The existence of Masters was an good development towards creating a true reputation scheme for Mechanical Turk.  However, an action taken by Amazon a month back has changed the dynamic of the market: Now the default requirement, for all tasks created through the UI interface, is to require using Masters workers. Removing the requirement is done only through the "advanced" menu, and is followed by a warning that you may not get good results if you opt not to use Masters.

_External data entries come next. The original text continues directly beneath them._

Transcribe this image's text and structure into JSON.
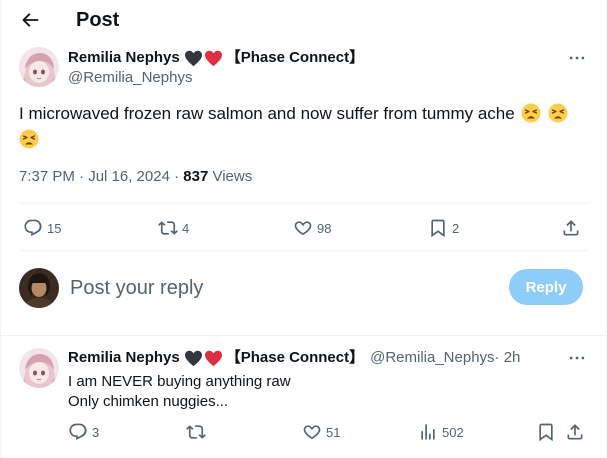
{
  "header": {
    "title": "Post"
  },
  "post": {
    "author": {
      "display_name": "Remilia Nephys",
      "emoji": [
        "black-heart",
        "red-heart"
      ],
      "affiliation": "【Phase Connect】",
      "handle": "@Remilia_Nephys"
    },
    "text": "I microwaved frozen raw salmon and now suffer from tummy ache",
    "text_emoji_count": 3,
    "time": "7:37 PM · Jul 16, 2024 · ",
    "views_count": "837",
    "views_label": " Views",
    "stats": {
      "replies": "15",
      "reposts": "4",
      "likes": "98",
      "bookmarks": "2"
    }
  },
  "composer": {
    "placeholder": "Post your reply",
    "reply_label": "Reply"
  },
  "reply": {
    "author": {
      "display_name": "Remilia Nephys",
      "affiliation": "【Phase Connect】",
      "handle": "@Remilia_Nephys",
      "time": " · 2h"
    },
    "lines": [
      "I am NEVER buying anything raw",
      "Only chimken nuggies..."
    ],
    "stats": {
      "replies": "3",
      "reposts": "",
      "likes": "51",
      "views": "502"
    }
  },
  "colors": {
    "accent": "#1d9bf0",
    "reply_button": "#8ecdf8",
    "secondary_text": "#536471",
    "divider": "#eff3f4"
  },
  "icons": [
    "back-arrow-icon",
    "more-icon",
    "reply-icon",
    "repost-icon",
    "like-icon",
    "bookmark-icon",
    "share-icon",
    "views-icon"
  ]
}
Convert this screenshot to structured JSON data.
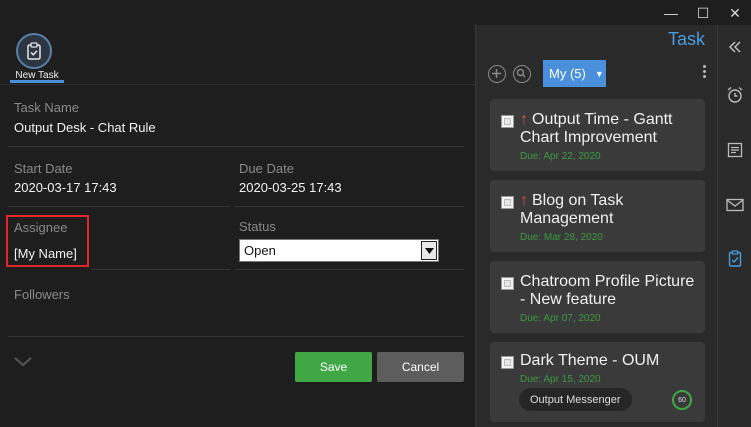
{
  "window": {
    "minimize": "—",
    "maximize": "☐",
    "close": "✕"
  },
  "toolbar": {
    "new_task_label": "New Task"
  },
  "form": {
    "task_name_label": "Task Name",
    "task_name_value": "Output Desk - Chat Rule",
    "start_date_label": "Start Date",
    "start_date_value": "2020-03-17 17:43",
    "due_date_label": "Due Date",
    "due_date_value": "2020-03-25 17:43",
    "assignee_label": "Assignee",
    "assignee_value": "[My Name]",
    "status_label": "Status",
    "status_value": "Open",
    "followers_label": "Followers",
    "save_label": "Save",
    "cancel_label": "Cancel"
  },
  "task_panel": {
    "title": "Task",
    "filter_label": "My (5)",
    "tasks": [
      {
        "title": "Output Time - Gantt Chart Improvement",
        "priority": "↑",
        "due": "Due: Apr 22, 2020"
      },
      {
        "title": "Blog on Task Management",
        "priority": "↑",
        "due": "Due: Mar 28, 2020"
      },
      {
        "title": "Chatroom Profile Picture - New feature",
        "priority": "",
        "due": "Due: Apr 07, 2020"
      },
      {
        "title": "Dark Theme - OUM",
        "priority": "",
        "due": "Due: Apr 15, 2020",
        "tag": "Output Messenger",
        "progress": "60"
      }
    ]
  },
  "colors": {
    "accent": "#4a8fdb",
    "save": "#3fa845",
    "cancel": "#5d5d5d",
    "highlight": "#e0262b",
    "due": "#3c9a44"
  }
}
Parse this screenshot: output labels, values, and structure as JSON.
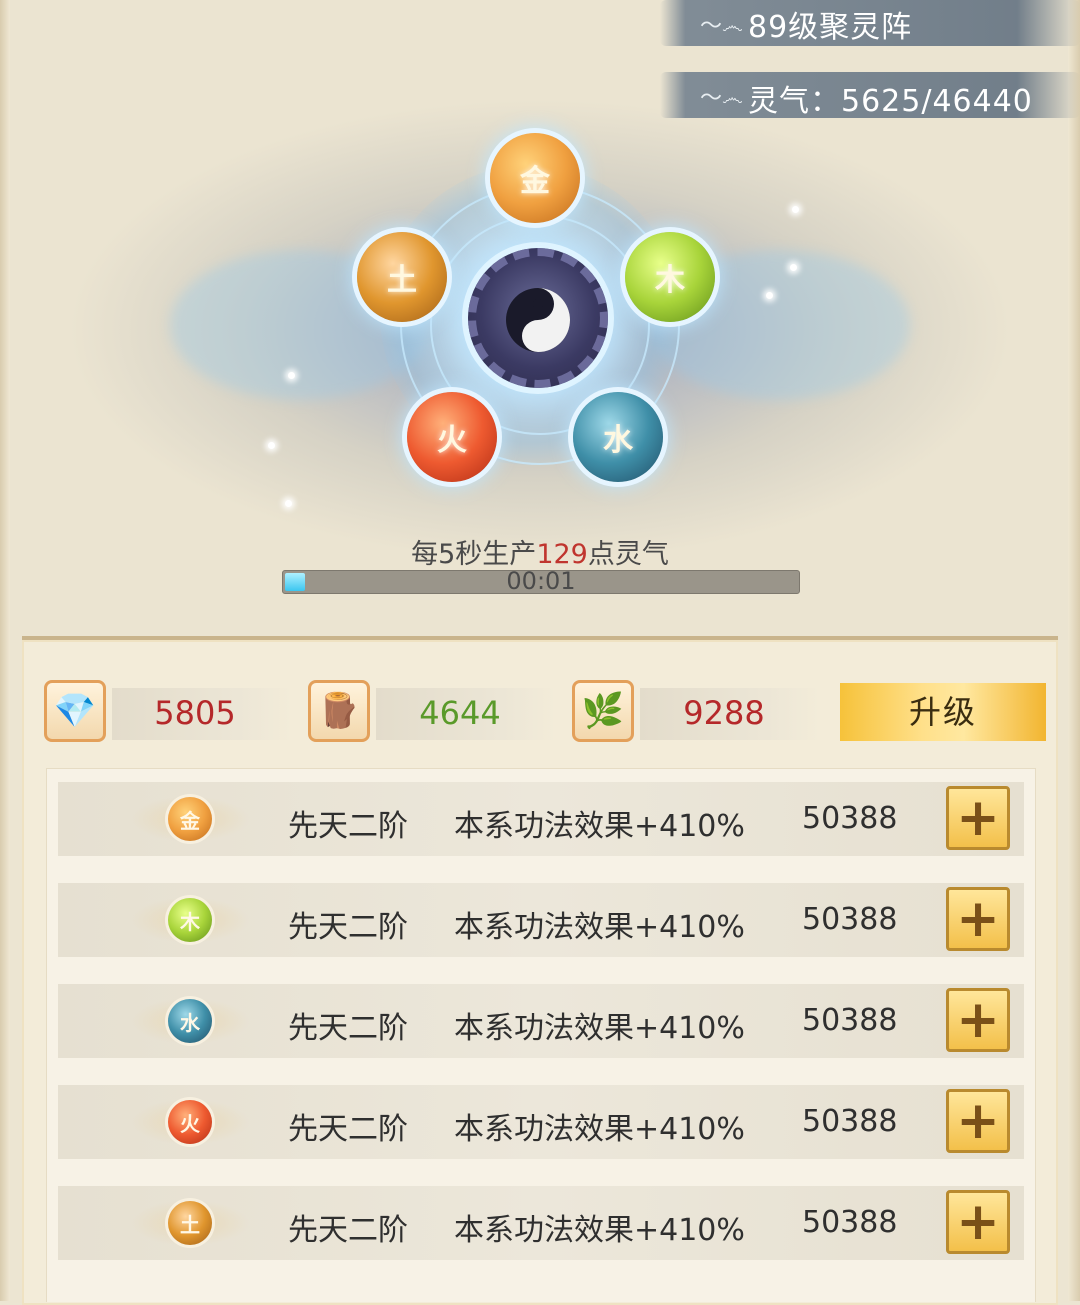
{
  "header": {
    "formation_title": "89级聚灵阵",
    "spirit_energy": "灵气：5625/46440",
    "swirl_icon": "ink-swirl-icon"
  },
  "formation": {
    "center_icon": "yinyang-icon",
    "elements": {
      "gold": "金",
      "wood": "木",
      "water": "水",
      "fire": "火",
      "earth": "土"
    },
    "production_prefix": "每5秒生产",
    "production_amount": "129",
    "production_suffix": "点灵气",
    "timer": "00:01",
    "progress": 0.04
  },
  "resources": [
    {
      "icon": "spirit-stone-icon",
      "glyph": "💎",
      "value": "5805",
      "color": "#b5282a"
    },
    {
      "icon": "wood-logs-icon",
      "glyph": "🪵",
      "value": "4644",
      "color": "#5a9a2a"
    },
    {
      "icon": "herb-icon",
      "glyph": "🌿",
      "value": "9288",
      "color": "#b5282a"
    }
  ],
  "upgrade_label": "升级",
  "rows": [
    {
      "element": "金",
      "tier": "先天二阶",
      "effect": "本系功法效果+410%",
      "cost": "50388",
      "plus": "+"
    },
    {
      "element": "木",
      "tier": "先天二阶",
      "effect": "本系功法效果+410%",
      "cost": "50388",
      "plus": "+"
    },
    {
      "element": "水",
      "tier": "先天二阶",
      "effect": "本系功法效果+410%",
      "cost": "50388",
      "plus": "+"
    },
    {
      "element": "火",
      "tier": "先天二阶",
      "effect": "本系功法效果+410%",
      "cost": "50388",
      "plus": "+"
    },
    {
      "element": "土",
      "tier": "先天二阶",
      "effect": "本系功法效果+410%",
      "cost": "50388",
      "plus": "+"
    }
  ],
  "colors": {
    "accent_red": "#c0352e",
    "accent_green": "#5a9a2a",
    "upgrade_gold": "#f6c23a",
    "progress_cyan": "#3bc6f0"
  }
}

Tiny change? No. This is huge. Here are a few of the immediate, positive effects:
  • People that use the Web UI are typically the newcomers, that do not know (or want) to implement sophisticated quality control schemes. They just want to execute some simple tasks. The task templates help a lot to create a usable interface, and the Masters requirement ensures that they are not going to get back crappy results. A happy customer, is a long term customer.
  • Masters will not touch badly designed and ambiguous tasks. This enforces discipline from the requester side, to get things designed properly. Otherwise the tasks are left untouched, which is a good signal that something is wrong with the task.
  • Masters will not touch offensively priced tasks, paying less than minimum wage, while demanding high-quality work. This (hurray!) removes the impression that Mechanical Turk is about dirty cheap work and emphasizes what crowdsourcing is about: Dynamic allocation of labor on tasks, without the overhead of hiring, negotiations, etc.
There are of course, a few downsides:
  • There are much fewer Masters workers. A current search reveals 20,744 workers. This is at least an order of magnitude lower than the number of active workers that Amazon used to advertise. Of course, these Masters are much more active than the average worker, but still there are not enough of them for all the tasks that require them.
  • There is now a significant lag in the task being picked by workers. Masters are much more careful about the requesters they work with, and a new requester will need to prove that is not rejecting work unfairly, and that they pay on time. Until then, the task will get only a few workers willing to test it.
  • The tasks now take much longer to complete. My current sense is that there is a 10x slowdown, (but the improvement in quality is definitely worth it).
  • There is an increased cost. Masters require decent wages (so no more 5 cents for 5-minutes of work), and there is an increased overhead from Amazon (30% overhead for Masters vs 10% for regular workers). My take? You get what you pay for.
  • It is not clear in what tasks the Masters are tested and how a new worker can become a master. It would be great if Amazon also gets quality signals from a few reliable big requesters, but I can see many practical problems in implementing such a solution.
Overall though, this change in the defaults is showing that Amazon started acting on the criticism. It is clear that this is a risky move, as there will be a lot of work posted on Mechanical Turk will not get done due to lack of interest for poorly paying or badly designed tasks. 

But on the other hand, it shows that Amazon is looking for the long term: Let newcomer requesters get guaranteed results, and if they want to get things done faster they can focus on pricing and better task design. If they want to get further and engage other Turkers, such requesters will be aware of the risks and benefits of such a move.

So, effectively now we have the "novice" requesters, who get protected by default through the Masters qualification, and the "advanced" requesters that can implement their own qualification schemes to replace the Masters qualification. This default level of protection makes the life of wannabe-scammer workers very difficult: no obvious victims to attack. Just hunting down for a victim requester will become so difficult that it makes sense to just give up scamming and either convert into doing real work, or abandon the market.

A tiny change in the defaults with short-term problems and many big, long-term benefits. Personally, I find this move exhilarating.